Even the style of the graphics is very similar to Life is Strange, so if the look of those games appealed to you, this one will too, however as mentioned before you will revisit locations quite often, so there is less variety when it comes to exploration as nearly half of the game will be spent in and around your house as well as the local supermarket. There is also less polish in some areas, especially if you're the type of player looking into every corner, where you might notice some lower resolution textures and backgrounds. In the visual effects department, the quality is similar to Life is Strange 2, but due to the nature of the game you won't be seeing any explosions or out-of-the-ordinary visual surprises.

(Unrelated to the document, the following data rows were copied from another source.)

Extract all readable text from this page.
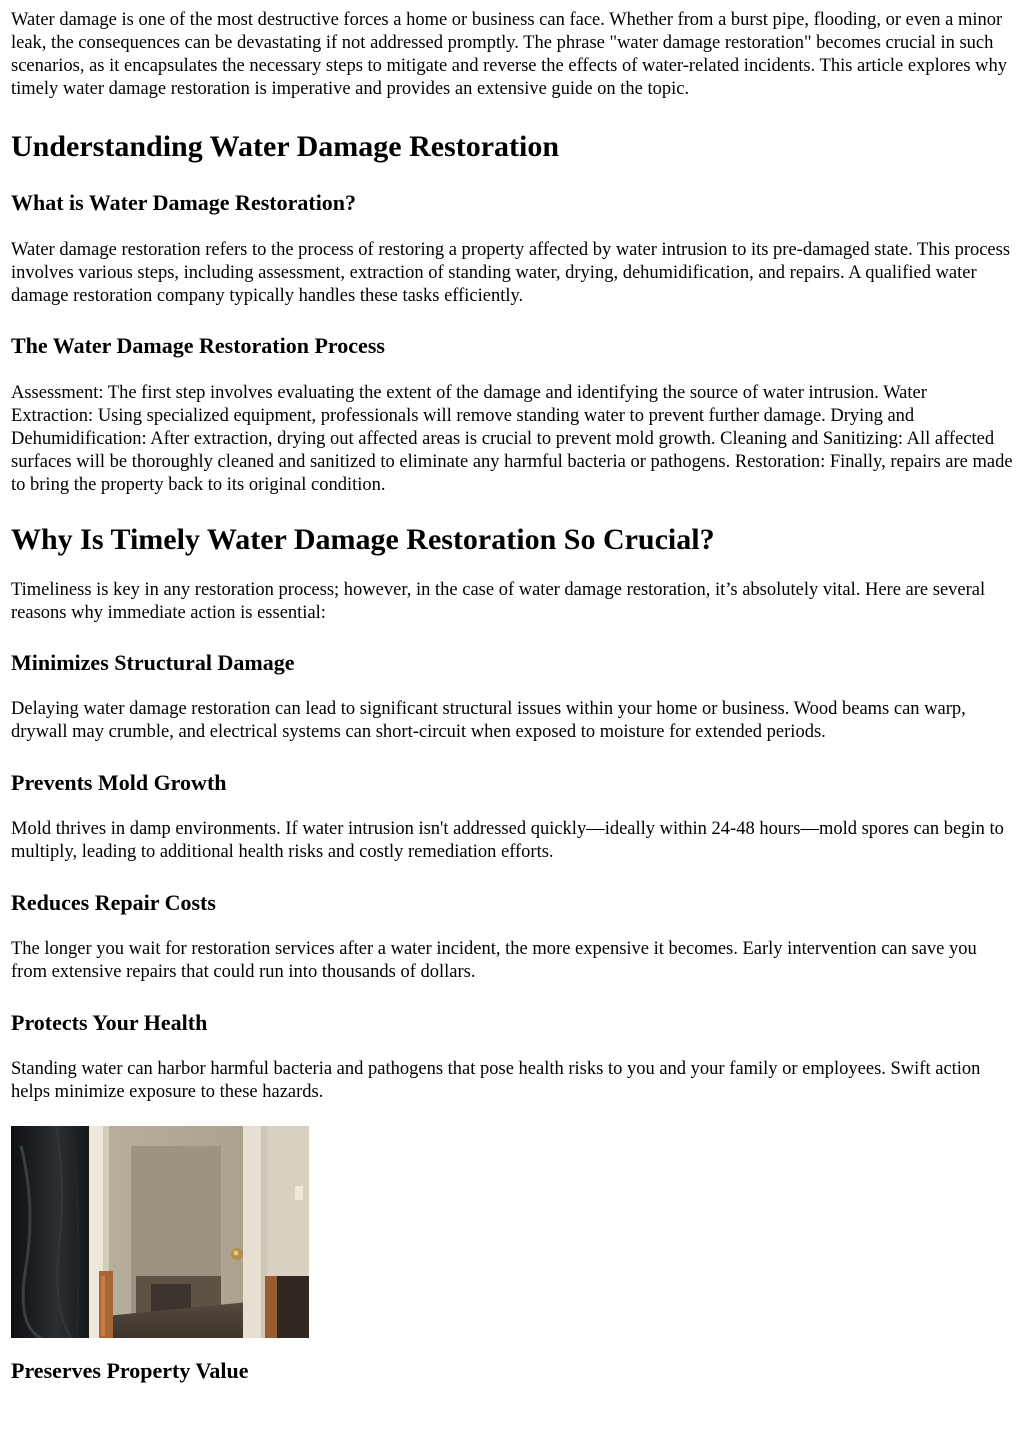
Water damage is one of the most destructive forces a home or business can face. Whether from a burst pipe, flooding, or even a minor leak, the consequences can be devastating if not addressed promptly. The phrase "water damage restoration" becomes crucial in such scenarios, as it encapsulates the necessary steps to mitigate and reverse the effects of water-related incidents. This article explores why timely water damage restoration is imperative and provides an extensive guide on the topic.

Understanding Water Damage Restoration
What is Water Damage Restoration?

Water damage restoration refers to the process of restoring a property affected by water intrusion to its pre-damaged state. This process involves various steps, including assessment, extraction of standing water, drying, dehumidification, and repairs. A qualified water damage restoration company typically handles these tasks efficiently.

The Water Damage Restoration Process

Assessment: The first step involves evaluating the extent of the damage and identifying the source of water intrusion. Water Extraction: Using specialized equipment, professionals will remove standing water to prevent further damage. Drying and Dehumidification: After extraction, drying out affected areas is crucial to prevent mold growth. Cleaning and Sanitizing: All affected surfaces will be thoroughly cleaned and sanitized to eliminate any harmful bacteria or pathogens. Restoration: Finally, repairs are made to bring the property back to its original condition.

Why Is Timely Water Damage Restoration So Crucial?

Timeliness is key in any restoration process; however, in the case of water damage restoration, it’s absolutely vital. Here are several reasons why immediate action is essential:

Minimizes Structural Damage

Delaying water damage restoration can lead to significant structural issues within your home or business. Wood beams can warp, drywall may crumble, and electrical systems can short-circuit when exposed to moisture for extended periods.

Prevents Mold Growth

Mold thrives in damp environments. If water intrusion isn't addressed quickly—ideally within 24-48 hours—mold spores can begin to multiply, leading to additional health risks and costly remediation efforts.

Reduces Repair Costs

The longer you wait for restoration services after a water incident, the more expensive it becomes. Early intervention can save you from extensive repairs that could run into thousands of dollars.

Protects Your Health

Standing water can harbor harmful bacteria and pathogens that pose health risks to you and your family or employees. Swift action helps minimize exposure to these hazards.

Preserves Property Value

Tyler is voiced by August Aiden Black while Erica Lindbeck takes on the role of Alyson and they both do a fantastic job portraying their characters, with the cast of side characters such as Eddy being voiced by Martin Sensmeier and Mary-Ann voiced by Emily O'Brien adding to that. The characters in this game are what make Delos Crossing an immersive and believable location, while also portraying the Alaskan lifestyle with all its advantages and disadvantages. The dialogue although a bit forced and nonsensical at times is mostly well written, while the soundtrack fits the game perfectly, but that shouldn't be a surprise considering Dontnod has always done a great job picking out the right soundtrack. Audio quality and audio effects overall are similar to Life is Strange, but there are a few things that deserve a special mention here such as the sound of the lake water splashing against the rocks on the shore or the wind blowing through the trees.
There are collectibles in the form of carved wooden characters from the Book of Goblins and they even have a use in the final chapter if you find them all, but aside from that, the main game is your entire package. Since there are multiple endings, a second playthrough might interest some people, however you can see the other ending by just replaying the final episode and taking specific decisions to lead you to your desired outcome. The game is indeed shorter than your usual Dontnod adventure, but the quality of everything is still up to the standard.
Tell Me Why is yet another interactive adventure from the brilliant minds at Dontnod Entertainment, so if you like this style of games you will most likely enjoy this one too. There are some questionable decisions when it comes to the game's narrative and some of the dialogue, but that shouldn't overshadow the amazing story behind this game and the trademark Dontnod quality of production. If the transgender part of this game is what keeps you away, number one stop being a bigot and number two, in the end, it doesn't really matter to the story.